Avinash Ramachandran of The Indian Express gave 2.5/5 stars and wrote "Kingston is trapped under its own weight of having to cramp up multiple storylines to set the stage for the showdown.[...] Kingston makes you feel like reading one of those fascinating pulp fiction stories that are not just radical and intriguing, but also knew never to overstay its welcome." Anusha Sundar of OTTPlay gave 2/5 stars and wrote "With its convoluted screenplay and no breathing space for character development, Kingston is a half-baked attempt to make a first-of-its-kind genre film. You will be in for a disappointment if you had thought Kingston would be genre loyal for its entirety." Prashanth Vallavan of Cinema Express gave 1.5/5 stars and wrote "Kingston seems to exhibit technical competency, and you could see how it could have offered an entertaining genre film.[...] However, when the pay-off is just them telling you it was never a magic show but a stand-up comedy routine all along, perhaps the joke is on you. "
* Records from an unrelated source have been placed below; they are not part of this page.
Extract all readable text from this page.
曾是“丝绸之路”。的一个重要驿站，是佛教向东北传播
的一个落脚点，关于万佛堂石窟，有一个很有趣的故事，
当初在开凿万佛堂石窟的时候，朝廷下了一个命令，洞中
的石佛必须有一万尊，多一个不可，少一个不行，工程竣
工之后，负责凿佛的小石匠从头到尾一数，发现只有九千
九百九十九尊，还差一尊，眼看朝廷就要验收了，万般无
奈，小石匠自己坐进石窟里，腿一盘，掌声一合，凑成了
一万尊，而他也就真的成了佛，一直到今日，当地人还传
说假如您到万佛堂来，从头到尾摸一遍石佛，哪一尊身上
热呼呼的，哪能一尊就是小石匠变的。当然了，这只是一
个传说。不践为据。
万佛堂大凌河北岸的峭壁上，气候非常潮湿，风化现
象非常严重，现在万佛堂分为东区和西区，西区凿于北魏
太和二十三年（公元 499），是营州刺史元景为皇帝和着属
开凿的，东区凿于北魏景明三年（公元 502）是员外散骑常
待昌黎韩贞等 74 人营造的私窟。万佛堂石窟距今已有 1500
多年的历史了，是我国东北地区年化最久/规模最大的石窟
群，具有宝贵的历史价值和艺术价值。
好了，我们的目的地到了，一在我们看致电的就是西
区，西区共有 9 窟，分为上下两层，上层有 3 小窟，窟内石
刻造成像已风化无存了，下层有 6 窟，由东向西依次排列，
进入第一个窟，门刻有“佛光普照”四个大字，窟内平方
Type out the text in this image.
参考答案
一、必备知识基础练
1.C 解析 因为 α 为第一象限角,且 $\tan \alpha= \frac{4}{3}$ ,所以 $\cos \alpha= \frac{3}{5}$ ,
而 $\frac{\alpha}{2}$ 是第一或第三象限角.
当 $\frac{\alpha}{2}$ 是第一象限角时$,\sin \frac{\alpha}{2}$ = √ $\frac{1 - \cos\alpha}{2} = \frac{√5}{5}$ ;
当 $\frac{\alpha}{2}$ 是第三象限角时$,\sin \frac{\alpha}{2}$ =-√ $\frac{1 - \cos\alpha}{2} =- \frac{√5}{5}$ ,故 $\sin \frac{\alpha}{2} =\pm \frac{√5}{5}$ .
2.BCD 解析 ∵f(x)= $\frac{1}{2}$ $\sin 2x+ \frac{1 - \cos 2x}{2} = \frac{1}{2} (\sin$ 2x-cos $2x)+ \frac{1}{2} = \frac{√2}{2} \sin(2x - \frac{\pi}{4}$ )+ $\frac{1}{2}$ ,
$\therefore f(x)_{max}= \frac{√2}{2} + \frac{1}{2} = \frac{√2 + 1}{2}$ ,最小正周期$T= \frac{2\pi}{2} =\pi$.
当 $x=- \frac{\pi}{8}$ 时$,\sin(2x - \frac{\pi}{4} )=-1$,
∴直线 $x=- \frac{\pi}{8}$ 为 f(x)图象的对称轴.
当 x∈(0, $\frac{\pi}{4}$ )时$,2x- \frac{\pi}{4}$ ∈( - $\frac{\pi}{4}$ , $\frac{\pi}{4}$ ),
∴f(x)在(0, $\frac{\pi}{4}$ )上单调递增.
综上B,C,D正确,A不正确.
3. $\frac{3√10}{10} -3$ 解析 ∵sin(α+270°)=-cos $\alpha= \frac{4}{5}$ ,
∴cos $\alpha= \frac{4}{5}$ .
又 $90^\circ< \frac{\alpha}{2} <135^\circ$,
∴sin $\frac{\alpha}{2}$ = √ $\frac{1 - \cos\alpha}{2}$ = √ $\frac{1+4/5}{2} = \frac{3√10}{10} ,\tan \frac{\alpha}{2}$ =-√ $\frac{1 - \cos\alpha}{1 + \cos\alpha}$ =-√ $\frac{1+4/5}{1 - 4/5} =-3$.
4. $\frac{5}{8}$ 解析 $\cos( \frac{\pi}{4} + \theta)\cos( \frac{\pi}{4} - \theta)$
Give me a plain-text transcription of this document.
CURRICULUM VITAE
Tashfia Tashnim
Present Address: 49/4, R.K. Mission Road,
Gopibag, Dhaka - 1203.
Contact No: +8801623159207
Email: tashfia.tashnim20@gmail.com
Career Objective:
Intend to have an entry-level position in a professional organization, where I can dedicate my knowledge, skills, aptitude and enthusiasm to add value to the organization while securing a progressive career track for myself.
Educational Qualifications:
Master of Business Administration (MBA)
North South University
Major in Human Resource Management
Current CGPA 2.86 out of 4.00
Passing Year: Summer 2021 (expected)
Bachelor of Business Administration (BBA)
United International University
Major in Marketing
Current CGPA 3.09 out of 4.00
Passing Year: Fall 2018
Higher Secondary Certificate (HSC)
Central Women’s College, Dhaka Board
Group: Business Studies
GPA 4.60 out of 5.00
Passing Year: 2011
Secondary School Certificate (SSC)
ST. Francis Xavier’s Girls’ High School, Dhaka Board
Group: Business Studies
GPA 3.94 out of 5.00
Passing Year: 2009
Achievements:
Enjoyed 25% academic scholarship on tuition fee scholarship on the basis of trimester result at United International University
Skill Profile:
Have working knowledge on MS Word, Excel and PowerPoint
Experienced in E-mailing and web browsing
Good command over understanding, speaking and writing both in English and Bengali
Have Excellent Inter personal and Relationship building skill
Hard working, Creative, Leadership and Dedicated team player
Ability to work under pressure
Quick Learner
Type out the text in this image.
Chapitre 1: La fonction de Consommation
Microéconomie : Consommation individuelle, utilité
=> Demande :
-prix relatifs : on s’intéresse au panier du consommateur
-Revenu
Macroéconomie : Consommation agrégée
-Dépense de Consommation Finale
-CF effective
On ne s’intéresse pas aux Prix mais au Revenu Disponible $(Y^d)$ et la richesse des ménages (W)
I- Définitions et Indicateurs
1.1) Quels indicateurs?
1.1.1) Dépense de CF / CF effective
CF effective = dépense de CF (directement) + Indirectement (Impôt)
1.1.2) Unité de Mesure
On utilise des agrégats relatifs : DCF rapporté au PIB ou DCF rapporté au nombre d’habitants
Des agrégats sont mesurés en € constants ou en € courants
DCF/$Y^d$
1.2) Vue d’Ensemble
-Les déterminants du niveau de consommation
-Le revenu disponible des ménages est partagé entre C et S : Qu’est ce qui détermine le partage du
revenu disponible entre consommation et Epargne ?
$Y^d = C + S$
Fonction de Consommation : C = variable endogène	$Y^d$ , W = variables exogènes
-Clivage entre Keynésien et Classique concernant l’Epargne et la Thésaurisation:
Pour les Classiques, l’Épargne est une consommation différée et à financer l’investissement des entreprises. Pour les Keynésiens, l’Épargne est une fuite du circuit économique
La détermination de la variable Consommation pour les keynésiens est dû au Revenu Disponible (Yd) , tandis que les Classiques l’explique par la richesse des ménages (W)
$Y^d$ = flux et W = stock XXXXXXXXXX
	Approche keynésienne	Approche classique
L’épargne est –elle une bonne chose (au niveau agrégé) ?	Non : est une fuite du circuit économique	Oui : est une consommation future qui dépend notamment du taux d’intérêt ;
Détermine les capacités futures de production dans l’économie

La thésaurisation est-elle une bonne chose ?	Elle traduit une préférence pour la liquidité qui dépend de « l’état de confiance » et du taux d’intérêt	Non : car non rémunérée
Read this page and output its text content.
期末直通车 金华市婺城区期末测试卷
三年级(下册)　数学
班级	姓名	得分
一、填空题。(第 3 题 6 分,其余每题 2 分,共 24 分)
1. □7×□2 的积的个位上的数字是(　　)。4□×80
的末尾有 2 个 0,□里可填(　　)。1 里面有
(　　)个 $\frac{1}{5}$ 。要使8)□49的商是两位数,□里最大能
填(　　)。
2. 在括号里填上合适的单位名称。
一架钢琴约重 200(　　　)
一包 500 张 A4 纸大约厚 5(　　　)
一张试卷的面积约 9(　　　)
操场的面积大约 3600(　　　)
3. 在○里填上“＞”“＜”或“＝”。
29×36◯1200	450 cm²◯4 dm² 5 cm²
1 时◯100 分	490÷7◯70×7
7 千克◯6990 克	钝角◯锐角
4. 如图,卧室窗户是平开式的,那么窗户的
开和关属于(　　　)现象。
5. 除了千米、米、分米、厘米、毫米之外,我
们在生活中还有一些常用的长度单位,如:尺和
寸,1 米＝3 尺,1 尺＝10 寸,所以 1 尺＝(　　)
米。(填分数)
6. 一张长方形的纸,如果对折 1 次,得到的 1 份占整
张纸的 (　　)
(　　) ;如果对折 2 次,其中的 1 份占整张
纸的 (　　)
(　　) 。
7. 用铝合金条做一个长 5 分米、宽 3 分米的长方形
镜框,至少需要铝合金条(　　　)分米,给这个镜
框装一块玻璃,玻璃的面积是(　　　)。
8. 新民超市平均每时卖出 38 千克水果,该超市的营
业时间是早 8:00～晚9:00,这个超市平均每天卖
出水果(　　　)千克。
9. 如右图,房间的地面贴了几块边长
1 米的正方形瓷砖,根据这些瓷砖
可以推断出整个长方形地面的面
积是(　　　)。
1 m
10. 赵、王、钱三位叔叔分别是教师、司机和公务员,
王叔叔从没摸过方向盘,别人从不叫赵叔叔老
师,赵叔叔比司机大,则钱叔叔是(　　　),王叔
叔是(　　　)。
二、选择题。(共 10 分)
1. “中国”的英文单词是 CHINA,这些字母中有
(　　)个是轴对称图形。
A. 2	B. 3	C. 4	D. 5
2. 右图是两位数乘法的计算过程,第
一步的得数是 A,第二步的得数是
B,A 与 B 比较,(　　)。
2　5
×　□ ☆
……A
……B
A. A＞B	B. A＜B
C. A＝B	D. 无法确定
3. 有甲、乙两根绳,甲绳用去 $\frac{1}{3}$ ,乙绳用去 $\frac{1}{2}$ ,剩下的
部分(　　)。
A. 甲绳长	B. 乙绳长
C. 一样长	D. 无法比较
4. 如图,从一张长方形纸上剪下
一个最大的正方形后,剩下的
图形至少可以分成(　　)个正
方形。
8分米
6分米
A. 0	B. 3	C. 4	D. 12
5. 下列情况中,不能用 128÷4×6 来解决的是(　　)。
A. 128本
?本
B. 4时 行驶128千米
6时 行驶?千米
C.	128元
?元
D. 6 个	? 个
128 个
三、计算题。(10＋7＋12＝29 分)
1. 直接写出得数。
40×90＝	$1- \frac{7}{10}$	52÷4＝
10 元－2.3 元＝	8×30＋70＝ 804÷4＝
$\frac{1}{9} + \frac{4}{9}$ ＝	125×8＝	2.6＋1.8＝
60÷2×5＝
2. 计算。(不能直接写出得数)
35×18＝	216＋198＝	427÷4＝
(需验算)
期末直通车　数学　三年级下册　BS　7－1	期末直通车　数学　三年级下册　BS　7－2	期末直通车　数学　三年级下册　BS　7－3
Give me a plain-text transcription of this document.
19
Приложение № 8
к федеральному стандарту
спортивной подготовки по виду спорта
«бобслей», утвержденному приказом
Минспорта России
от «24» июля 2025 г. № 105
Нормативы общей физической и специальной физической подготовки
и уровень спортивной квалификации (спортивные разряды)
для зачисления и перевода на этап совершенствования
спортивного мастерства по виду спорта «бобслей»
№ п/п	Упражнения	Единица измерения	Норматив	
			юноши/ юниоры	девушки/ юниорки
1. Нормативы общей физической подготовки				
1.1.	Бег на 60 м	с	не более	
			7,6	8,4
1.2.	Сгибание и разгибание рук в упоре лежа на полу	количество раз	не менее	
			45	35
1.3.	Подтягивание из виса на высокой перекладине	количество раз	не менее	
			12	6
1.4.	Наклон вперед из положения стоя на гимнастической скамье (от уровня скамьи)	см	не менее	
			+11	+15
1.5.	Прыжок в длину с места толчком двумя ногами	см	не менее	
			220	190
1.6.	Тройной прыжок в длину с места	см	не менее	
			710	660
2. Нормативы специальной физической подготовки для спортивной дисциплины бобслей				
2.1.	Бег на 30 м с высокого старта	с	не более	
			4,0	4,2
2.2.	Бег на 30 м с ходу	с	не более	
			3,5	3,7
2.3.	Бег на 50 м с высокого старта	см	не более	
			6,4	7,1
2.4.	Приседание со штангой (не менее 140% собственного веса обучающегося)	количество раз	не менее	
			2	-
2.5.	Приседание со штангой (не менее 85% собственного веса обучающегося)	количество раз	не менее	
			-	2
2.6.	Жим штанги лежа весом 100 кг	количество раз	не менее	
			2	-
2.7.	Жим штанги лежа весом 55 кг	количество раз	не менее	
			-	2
Bhuvanesh Chandar of The Hindu wrote "The problem is that the narrative cuts back and forth in such a ragged rhythm that it hardly allows you to breathe in the world of Kingston. There’s no space for silences, punctuations or any scope for good drama.[...]The characters we follow are no cleverer than the stereotypical horror movie chumps with no survival instincts."